2 Department of Corrections v Webb [2015] NZDC 19015.
imported a 1953 Lincoln Capri motor car from the United States. On 26 May
2013, he listed that vehicle for sale with a reserve of
$25,000.
[7] From and including 30 April 2012 through to 17 June 2014, Mr Webb
made
12 further applications for continuation of his temporary additional support
and for assistance with hardship. In all of these forms
he stated falsely that
he had no cash or non-cash assets.
[8] Mr Webb has a criminal history which commences in the Youth Court
at
Whangarei in 1978 and prior to the current charges ran through until 23
September
2010. On that occasion, he was sentenced to one year’s imprisonment
for driving with excess blood alcohol, third or subsequent
occasion. His record
is largely to do with drink/driving and the last conviction he had for
dishonesty was back in 1993 when he
was convicted and discharged.
[9] Nevertheless, with that background, I am surprised that on 8
April 2015
Judge Ingram gave credit to Mr Webb for his “otherwise good
record”. The Judge also gave credit that arrangements had
already been
made for the $11,608 to be repaid. At first I read that as an indication that
Mr Webb had used his inheritance to repay
the money he had fraudulently
acquired. I am told that that is wrong. In fact, the arrangements refer to Mr
Webb having $15 a week
deducted from his continuing benefit. Perhaps the only
real reason for Judge Ingram’s leniency was his acceptance that Mr
Webb
had placed “over-reliance on erroneous advice” as to his need to
tell the Ministry about the inheritance.
Discussion
[10] In my view, however, the appeal must be allowed. Judge Ingram gave no reasons why he fixed on six months’ community detention as the appropriate substitute sentence for the 100 hours’ community work. Community detention is a more condign punishment than community work, although, as Mr Batts for the respondent points out, for someone like Mr Webb it is probably a less onerous form of sentence. Nevertheless, on the scale of sentences, community detention is one up from community work. Further, six months is the maximum period for which community detention can be imposed.
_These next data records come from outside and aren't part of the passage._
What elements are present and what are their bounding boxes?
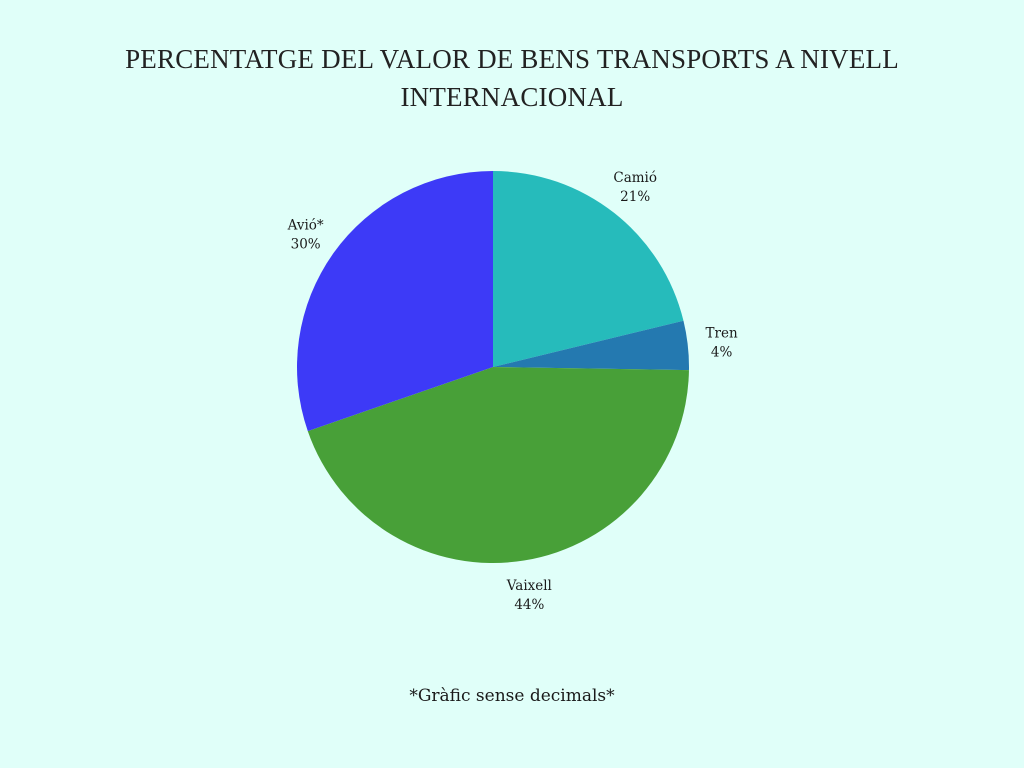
pie-slice-avi bbox=[297, 171, 493, 432]
slice-value-label: 30% bbox=[291, 237, 321, 253]
slice-label: Camió bbox=[613, 170, 657, 186]
slice-value-label: 44% bbox=[514, 597, 544, 613]
pie-slice-tren bbox=[493, 320, 689, 371]
chart-title: PERCENTATGE DEL VALOR DE BENS TRANSPORTS… bbox=[125, 44, 899, 112]
slice-label: Tren bbox=[706, 326, 738, 342]
slice-value-label: 21% bbox=[620, 189, 650, 205]
pie-slice-vaixell bbox=[307, 367, 689, 564]
slice-label: Avió* bbox=[287, 218, 324, 234]
slice-value-label: 4% bbox=[711, 345, 733, 361]
chart-footnote: *Gràfic sense decimals* bbox=[409, 686, 615, 706]
pie-slice-cami bbox=[493, 171, 684, 367]
slice-label: Vaixell bbox=[506, 578, 552, 594]
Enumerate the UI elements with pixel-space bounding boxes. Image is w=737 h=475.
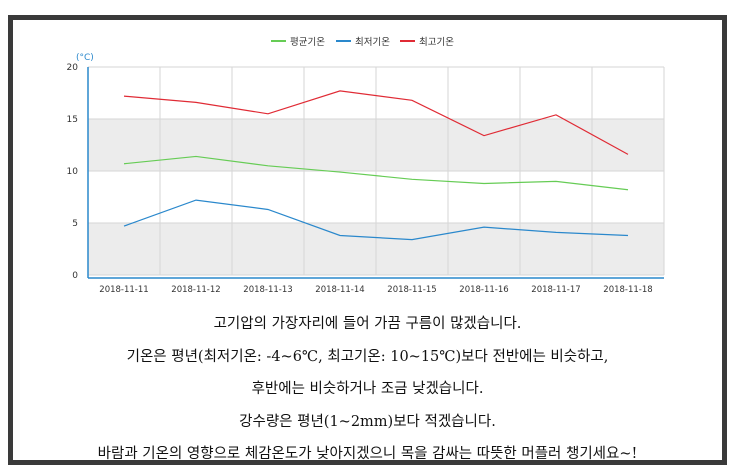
chart-legend: 평균기온 최저기온 최고기온	[271, 37, 454, 48]
x-tick-label: 2018-11-17	[531, 285, 580, 295]
x-tick-label: 2018-11-13	[243, 285, 292, 295]
chart-series	[123, 90, 629, 241]
forecast-notes: 고기압의 가장자리에 들어 가끔 구름이 많겠습니다. 기온은 평년(최저기온:…	[13, 308, 722, 471]
legend-label: 최저기온	[355, 37, 390, 48]
x-tick-label: 2018-11-11	[99, 285, 148, 295]
x-tick-label: 2018-11-14	[315, 285, 364, 295]
note-line: 바람과 기온의 영향으로 체감온도가 낮아지겠으니 목을 감싸는 따뜻한 머플러…	[97, 446, 638, 462]
forecast-card: 0 5 10 15 20 2018-11-11 2018-11-12 2018-11-13 20…	[8, 15, 727, 465]
note-line: 후반에는 비슷하거나 조금 낮겠습니다.	[251, 381, 484, 397]
x-tick-label: 2018-11-16	[459, 285, 508, 295]
temperature-line-chart: 0 5 10 15 20 2018-11-11 2018-11-12 2018-11-13 20…	[67, 37, 665, 295]
y-unit-label: (°C)	[76, 53, 94, 63]
y-tick-label: 0	[72, 271, 78, 281]
note-line: 강수량은 평년(1~2mm)보다 적겠습니다.	[239, 413, 496, 430]
series-line-1	[123, 199, 629, 241]
note-line: 고기압의 가장자리에 들어 가끔 구름이 많겠습니다.	[213, 316, 522, 332]
y-tick-label: 20	[67, 63, 79, 73]
chart-ticks: 0 5 10 15 20 2018-11-11 2018-11-12 2018-11-13 20…	[67, 63, 653, 295]
legend-label: 평균기온	[290, 37, 325, 48]
note-line: 기온은 평년(최저기온: -4~6℃, 최고기온: 10~15℃)보다 전반에는…	[126, 348, 609, 365]
chart-axes	[87, 67, 664, 279]
legend-label: 최고기온	[419, 37, 454, 48]
series-line-2	[123, 90, 629, 155]
x-tick-label: 2018-11-18	[603, 285, 652, 295]
x-tick-label: 2018-11-12	[171, 285, 220, 295]
x-tick-label: 2018-11-15	[387, 285, 436, 295]
y-tick-label: 5	[72, 219, 78, 229]
series-line-0	[123, 155, 629, 191]
y-tick-label: 10	[67, 167, 79, 177]
y-tick-label: 15	[67, 115, 78, 125]
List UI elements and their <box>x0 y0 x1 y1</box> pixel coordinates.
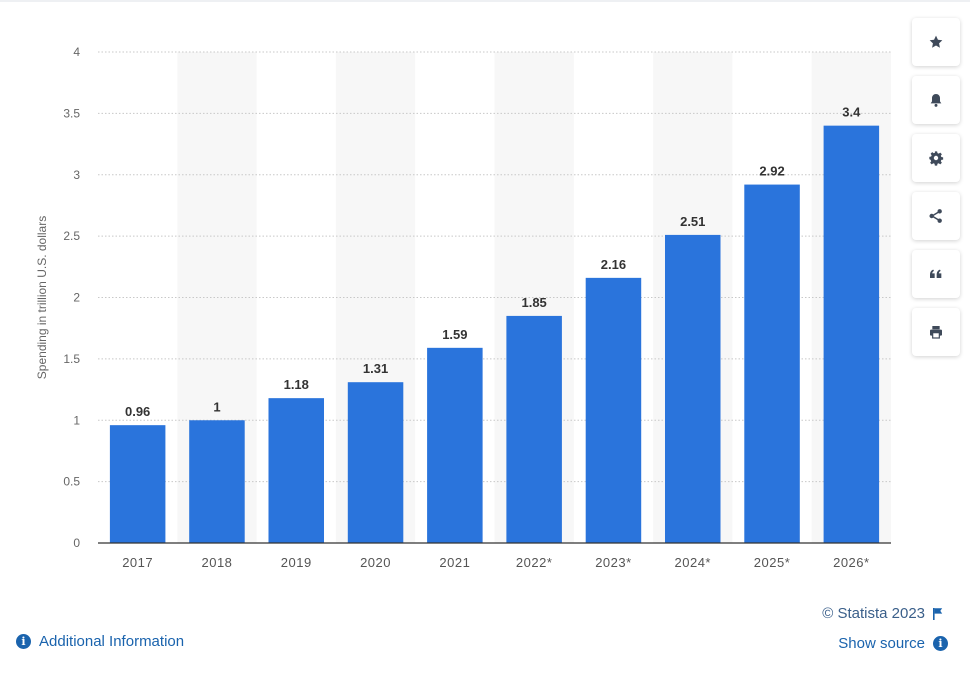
x-tick-label: 2017 <box>122 555 153 570</box>
x-tick-label: 2023* <box>595 555 631 570</box>
bar-2017[interactable] <box>109 425 166 543</box>
x-tick-label: 2021 <box>439 555 470 570</box>
top-divider <box>0 0 970 2</box>
y-tick-label: 3.5 <box>63 106 80 120</box>
data-label: 2.16 <box>601 257 626 272</box>
data-label: 0.96 <box>125 404 150 419</box>
cite-button[interactable] <box>912 250 960 298</box>
x-tick-label: 2020 <box>360 555 391 570</box>
y-tick-label: 3 <box>73 168 80 182</box>
data-label: 1.59 <box>442 327 467 342</box>
star-icon <box>929 35 943 48</box>
data-label: 2.51 <box>680 214 705 229</box>
x-tick-label: 2019 <box>281 555 312 570</box>
data-label: 1.85 <box>521 295 546 310</box>
y-tick-label: 0 <box>73 536 80 550</box>
bar-2022*[interactable] <box>506 315 562 543</box>
chart-toolbar <box>912 18 960 356</box>
x-tick-label: 2022* <box>516 555 552 570</box>
y-tick-label: 0.5 <box>63 475 80 489</box>
copyright-text: © Statista 2023 <box>822 605 925 622</box>
favorite-button[interactable] <box>912 18 960 66</box>
show-source-text: Show source <box>838 635 925 652</box>
bars <box>109 125 880 544</box>
data-label: 2.92 <box>759 164 784 179</box>
y-tick-label: 4 <box>73 45 80 59</box>
bar-2023*[interactable] <box>585 277 642 543</box>
bar-chart: 0 0.5 1 1.5 2 2.5 3 3.5 4 0.96 1 1.18 1.31 1.59 1.85 2… <box>35 45 891 570</box>
print-button[interactable] <box>912 308 960 356</box>
gear-icon <box>929 151 944 166</box>
y-axis-title: Spending in trillion U.S. dollars <box>35 216 49 379</box>
data-labels: 0.96 1 1.18 1.31 1.59 1.85 2.16 2.51 2.92 3.4 <box>125 105 861 420</box>
x-tick-label: 2025* <box>754 555 790 570</box>
info-icon: i <box>933 636 948 651</box>
flag-icon <box>932 607 944 620</box>
bar-2021[interactable] <box>427 347 483 543</box>
settings-button[interactable] <box>912 134 960 182</box>
y-tick-label: 1 <box>73 413 80 427</box>
data-label: 3.4 <box>842 105 861 120</box>
info-icon: i <box>16 634 31 649</box>
data-label: 1.18 <box>284 377 309 392</box>
bar-2024*[interactable] <box>664 234 721 543</box>
print-icon <box>930 326 942 339</box>
bar-2026*[interactable] <box>823 125 880 544</box>
show-source-link[interactable]: Show source i <box>838 635 948 652</box>
bar-2019[interactable] <box>268 398 325 543</box>
x-tick-label: 2018 <box>201 555 232 570</box>
bell-icon <box>930 94 942 107</box>
y-axis-ticks: 0 0.5 1 1.5 2 2.5 3 3.5 4 <box>63 45 80 550</box>
bar-2020[interactable] <box>347 382 404 543</box>
y-tick-label: 2.5 <box>63 229 80 243</box>
x-tick-label: 2024* <box>675 555 711 570</box>
y-tick-label: 2 <box>73 291 80 305</box>
share-button[interactable] <box>912 192 960 240</box>
quote-icon <box>930 269 942 278</box>
copyright-credit[interactable]: © Statista 2023 <box>822 605 944 622</box>
bar-2025*[interactable] <box>744 184 800 543</box>
x-tick-label: 2026* <box>833 555 869 570</box>
data-label: 1.31 <box>363 361 388 376</box>
additional-information-text: Additional Information <box>39 633 185 650</box>
data-label: 1 <box>213 399 220 414</box>
notification-button[interactable] <box>912 76 960 124</box>
additional-information-link[interactable]: i Additional Information <box>16 633 184 650</box>
share-icon <box>929 209 942 223</box>
bar-2018[interactable] <box>189 420 245 543</box>
x-axis-ticks: 2017 2018 2019 2020 2021 2022* 2023* 2024* 2025*… <box>122 555 869 570</box>
gridlines <box>98 51 891 483</box>
y-tick-label: 1.5 <box>63 352 80 366</box>
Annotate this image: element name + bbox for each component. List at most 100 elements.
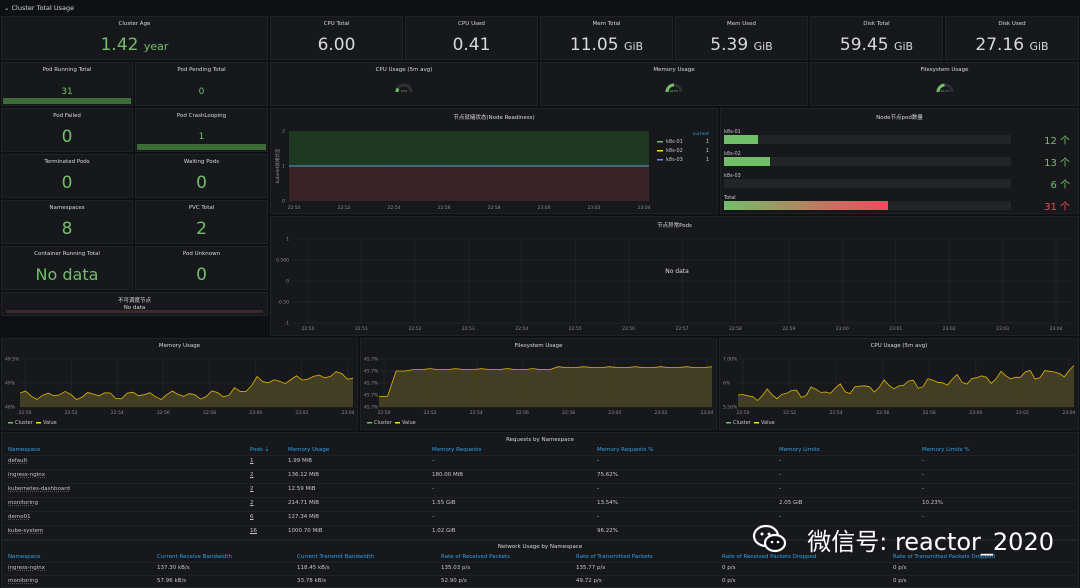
table-cell[interactable]: 2: [250, 472, 254, 478]
pod-running-total-panel: Pod Running Total 31: [1, 62, 133, 106]
legend-label: k8s-01: [666, 139, 683, 145]
column-header[interactable]: Memory Limits %: [922, 447, 970, 453]
column-header[interactable]: Memory Requests: [432, 447, 482, 453]
column-header[interactable]: Namespace: [8, 447, 41, 453]
panel-title: Filesystem Usage: [514, 343, 563, 349]
table-cell: 0 p/s: [722, 578, 736, 584]
namespace-link[interactable]: kubernetes-dashboard: [8, 486, 70, 492]
table-cell[interactable]: 2: [250, 486, 254, 492]
namespace-link[interactable]: ingress-nginx: [8, 472, 45, 478]
sparkline-fill: [3, 98, 131, 104]
row-header-cluster-total-usage[interactable]: ⌄ Cluster Total Usage: [0, 0, 1080, 16]
table-cell: 75.62%: [597, 472, 618, 478]
row-divider: [4, 455, 1076, 456]
table-cell: 136.12 MiB: [288, 472, 320, 478]
column-header[interactable]: Rate of Received Packets Dropped: [722, 554, 817, 560]
column-header[interactable]: Memory Requests %: [597, 447, 654, 453]
table-cell: 1.02 GiB: [432, 528, 456, 534]
x-tick-label: 22:50: [19, 410, 32, 416]
panel-title: PVC Total: [188, 205, 215, 211]
pod-failed-panel: Pod Failed 0: [1, 108, 133, 152]
table-cell[interactable]: 16: [250, 528, 257, 534]
x-tick-label: 22:50: [302, 326, 315, 332]
column-header[interactable]: Current Receive Bandwidth: [157, 554, 232, 560]
filesystem-usage-gauge-panel: Filesystem Usage 45.7%: [810, 62, 1079, 106]
legend-value: 1: [706, 139, 709, 145]
namespace-link[interactable]: monitoring: [8, 500, 39, 506]
column-header[interactable]: Pods ↓: [250, 447, 270, 453]
stat-value: No data: [35, 265, 99, 284]
filesystem-gauge: 45.7%: [935, 83, 953, 93]
namespace-link[interactable]: default: [8, 458, 28, 464]
namespace-link[interactable]: demo01: [8, 514, 31, 520]
disk-used-number: 27.16: [975, 35, 1025, 55]
x-tick-label: 22:58: [729, 326, 742, 332]
column-header[interactable]: Memory Usage: [288, 447, 330, 453]
row-divider: [4, 511, 1076, 512]
panel-title: Requests by Namespace: [506, 437, 574, 443]
filesystem-gauge-value: 45.7%: [940, 89, 949, 93]
panel-title: Network Usage by Namespace: [497, 544, 583, 550]
panel-title: Pod Unknown: [182, 251, 221, 257]
cpu-usage-graph: 7.00% 6% 5.50%22:50 22:52 22:54 22:56 22:58 23:…: [723, 357, 1076, 427]
column-header[interactable]: Current Transmit Bandwidth: [297, 554, 375, 560]
column-header[interactable]: Rate of Transmitted Packets Dropped: [893, 554, 995, 560]
panel-title: Mem Total: [592, 21, 621, 27]
column-header[interactable]: Rate of Received Packets: [441, 554, 511, 560]
x-tick-label: 23:02: [943, 326, 956, 332]
abnormal-pods-panel: 节点异常Pods 1 0.500 0 -0.50 -1 22:50 22:51 22:52 22…: [270, 216, 1079, 336]
y-tick-label: 45.7%: [364, 369, 379, 375]
pod-unknown-panel: Pod Unknown 0: [135, 246, 268, 290]
x-tick-label: 22:52: [65, 410, 78, 416]
memory-gauge-value: 48.8%: [670, 89, 679, 93]
panel-title: Mem Used: [726, 21, 756, 27]
namespace-link[interactable]: monitoring: [8, 578, 39, 584]
legend-label: Cluster: [374, 420, 393, 426]
stat-value: 0.41: [452, 35, 491, 55]
panel-title: Namespaces: [49, 205, 85, 211]
legend-header: current: [693, 131, 709, 137]
x-tick-label: 22:56: [157, 410, 170, 416]
x-tick-label: 23:00: [249, 410, 262, 416]
bar-fill: [724, 157, 770, 166]
panel-title: Filesystem Usage: [920, 67, 969, 73]
legend-swatch: [395, 422, 400, 424]
table-cell[interactable]: 2: [250, 500, 254, 506]
panel-title: CPU Usage (5m avg): [870, 343, 928, 349]
x-tick-label: 22:54: [515, 326, 528, 332]
x-tick-label: 22:56: [438, 205, 451, 211]
panel-title: Pod Failed: [53, 113, 81, 119]
namespace-link[interactable]: kube-system: [8, 528, 44, 534]
table-cell[interactable]: 1: [250, 458, 254, 464]
bar-value: 6 个: [1050, 180, 1070, 191]
column-header[interactable]: Rate of Transmitted Packets: [576, 554, 653, 560]
x-tick-label: 22:52: [338, 205, 351, 211]
stat-value: 0: [198, 87, 205, 97]
panel-title: CPU Total: [323, 21, 350, 27]
column-header[interactable]: Memory Limits: [779, 447, 820, 453]
x-tick-label: 23:01: [889, 326, 902, 332]
x-tick-label: 22:50: [288, 205, 301, 211]
stat-value: 1: [198, 132, 205, 142]
x-tick-label: 22:56: [876, 410, 889, 416]
namespace-link[interactable]: ingress-nginx: [8, 565, 45, 571]
node-readiness-panel: 节点就绪状态(Node Readiness) 2 1 0 kubelet就绪状态 22:…: [270, 108, 718, 214]
node-readiness-graph: 2 1 0 kubelet就绪状态 22:50 22:52 22:54 22:56 22:58 2…: [274, 129, 709, 212]
panel-title: Container Running Total: [34, 251, 100, 257]
legend-swatch: [657, 150, 663, 152]
panel-title: 节点就绪状态(Node Readiness): [453, 115, 535, 121]
column-header[interactable]: Namespace: [8, 554, 41, 560]
watermark-text: 微信号: reactor_2020: [807, 528, 1054, 556]
pvc-total-panel: PVC Total 2: [135, 200, 268, 244]
y-tick-label: 49.5%: [5, 357, 20, 363]
mem-used-panel: Mem Used 5.39 GiB: [675, 16, 808, 60]
table-cell: 1.99 MiB: [288, 458, 313, 464]
table-cell: -: [922, 458, 924, 464]
not-ready-area: [289, 166, 649, 201]
stat-value: 5.39 GiB: [676, 35, 807, 55]
disk-used-panel: Disk Used 27.16 GiB: [945, 16, 1079, 60]
legend-label: k8s-02: [666, 148, 683, 154]
legend-label: Cluster: [733, 420, 752, 426]
table-cell[interactable]: 6: [250, 514, 254, 520]
x-tick-label: 23:03: [996, 326, 1009, 332]
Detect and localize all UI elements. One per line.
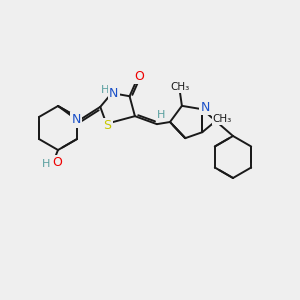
Text: S: S <box>103 119 111 132</box>
Text: O: O <box>52 157 62 169</box>
Text: H: H <box>101 85 109 95</box>
Text: N: N <box>201 101 210 114</box>
Text: N: N <box>109 87 119 100</box>
Text: H: H <box>157 110 165 120</box>
Text: CH₃: CH₃ <box>213 114 232 124</box>
Text: N: N <box>72 113 81 126</box>
Text: H: H <box>42 159 50 169</box>
Text: O: O <box>135 70 145 83</box>
Text: CH₃: CH₃ <box>170 82 190 92</box>
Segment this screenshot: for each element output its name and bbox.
[11] Section 68(3)(c) of the Sentencing Act 2002 provides that a
sentence of community work can be cancelled and substituted
for “any other
sentence (including another sentence of community work) that could have been
imposed on the offender at the
time when the offender was convicted of the
offence for which the sentence was imposed”.
[12] The Court of Appeal in R v Morgan has provided helpful
guidance on the substitution of sentences:3
... while we accept that there must be some proportionality between the
sentence originally imposed and the substituted sentence,
we do not consider
that there can be any strict correlation between them, much less some
mathematical formula. The essential point
is that the substituted sentence must
be one that could properly have been imposed initially; and it must be imposed
against the
background that a sentence of community work was thought initially
to be appropriate. In the present case, the appellant's failure
to make any real
effort to comply with the community work sentence meant that a community based
sentence was unsupportable and a
sentence of imprisonment inevitable. But such a
sentence had to be imposed against the background that a sentence of 150 hours
of
community work was initially seen as the appropriate sentence.
[13] In that case, the Court allowed the appeal, concluding that the
substituted sentence of eight months’ imprisonment
bore no relationship to
the original sentence of 150 hours’ community work. Six months’
imprisonment was substituted.
[14] In my view, a sentence of six months’ community detention is
appropriate for the criminality of Mr Webb’s offending.
However, it is
not proportionate to the sentence of 100 hours’ community work
imposed originally. I have to make
allowance for that.
Decision
[15] I allow the appeal. The sentence of six months’ community detention is quashed. A sentence of four months’ community detention is substituted. The curfew is 8:00 pm to 7:00 am daily and the first curfew under the new sentence will
be tonight.
Brewer J
3 R v Morgan [2008] NZCA 232 at [15].